Pharmacokinetic data
- Duration of action: "Short"

Identifiers
- IUPAC name N-[2-(1H-indol-3-yl)ethyl]butan-2-amine;
- PubChem CID: 24839509;
- ChemSpider: 23993854;

Chemical and physical data
- Formula: C_{14}H_{20}N_{2}
- Molar mass: 216.328 g·mol^{−1}
- 3D model (JSmol): Interactive image;
- SMILES CCC(C)NCCC1=CNC2=CC=CC=C21;
- InChI InChI=1S/C14H20N2/c1-3-11(2)15-9-8-12-10-16-14-7-5-4-6-13(12)14/h4-7,10-11,15-16H,3,8-9H2,1-2H3; Key:WDWNZOAFDWLAGZ-UHFFFAOYSA-N;

= N-sec-Butyltryptamine =

Psychoactive drug

N-sec-Butyltryptamine (NsBT) is a psychoactive drug of the tryptamine family related to psychedelics like dimethyltryptamine (DMT).

==Use and effects==
NsBT was briefly described by Alexander Shulgin in his 1997 book TiHKAL (Tryptamines I Have Known and Loved).
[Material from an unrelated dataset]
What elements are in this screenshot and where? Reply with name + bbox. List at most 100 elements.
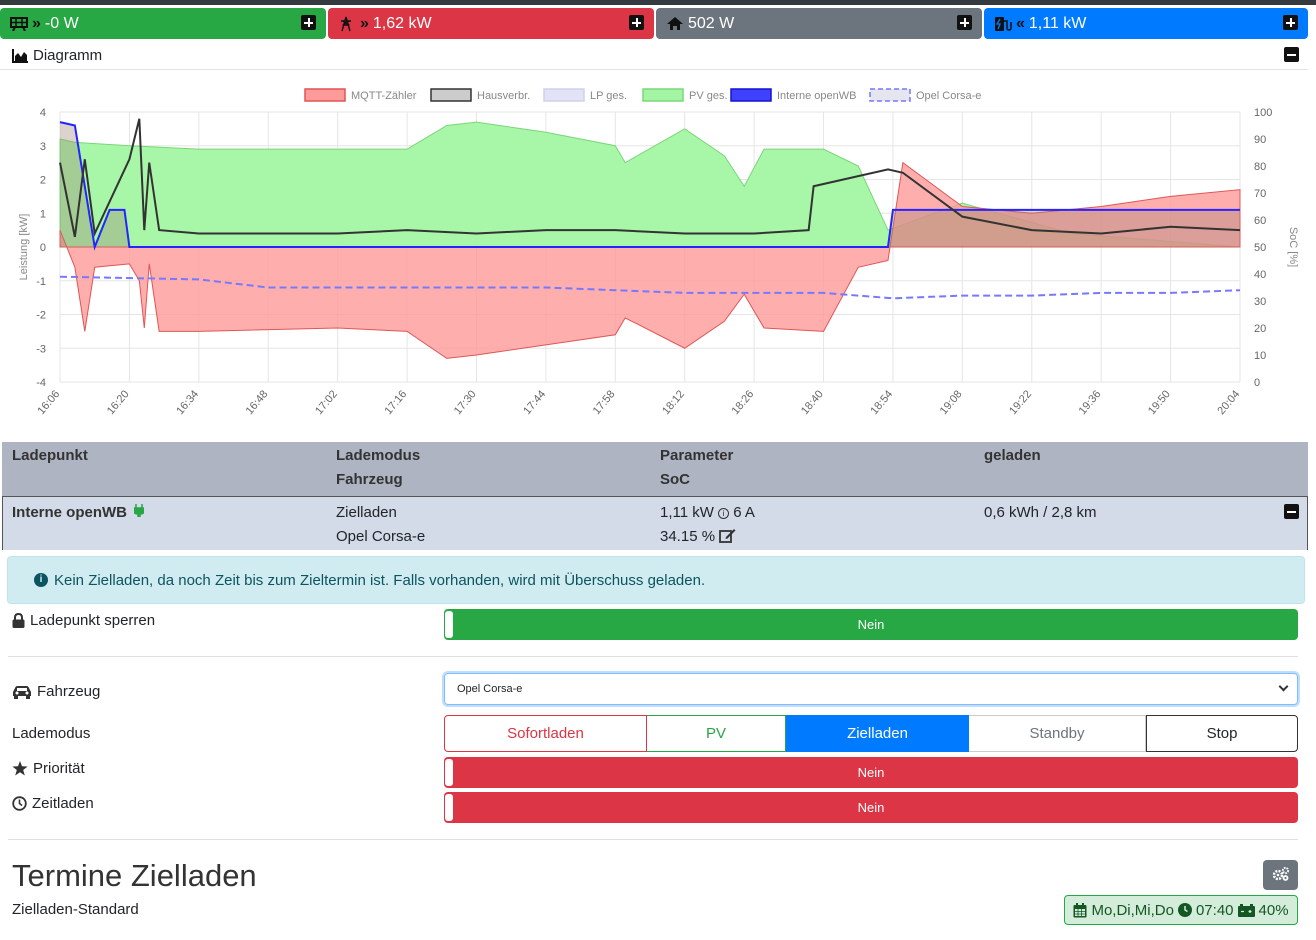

According to Shulgin, NsBT is active at a dose of 25 to 75 mg orally and has a short-lived duration. Its effects included a generalized and somewhat diffuse intoxication, intellectual excitement, modest sensory enhancements, and "a lot of erotic horniness". However, no "plus-three" ratings occurred on the Shulgin Rating Scale.

Shulgin has said that along with N-tert-butyltryptamine (NtBT), it is one of only two N-mono-substituted tryptamines with known psychoactivity. He also said that N-mono-substituted tryptamines might be GHB-like intoxicants devoid of psychedelic effects. However, N-methyltryptamine (NMT) has been reported to produce psychedelic effects.

==Chemistry==
===Analogues===
Analogues of NsBT include 5-MeO-NsBT, N-methyltryptamine (NMT), N-ethyltryptamine (NET), N-isopropyltryptamine (NiPT), N-benzyltryptamine (NBnT), N-methyl-N-sec-butyltryptamine (MsBT), among others.

==Society and culture==
===Legal status===
====Canada====
NsBT is not a controlled substance in Canada as of 2025.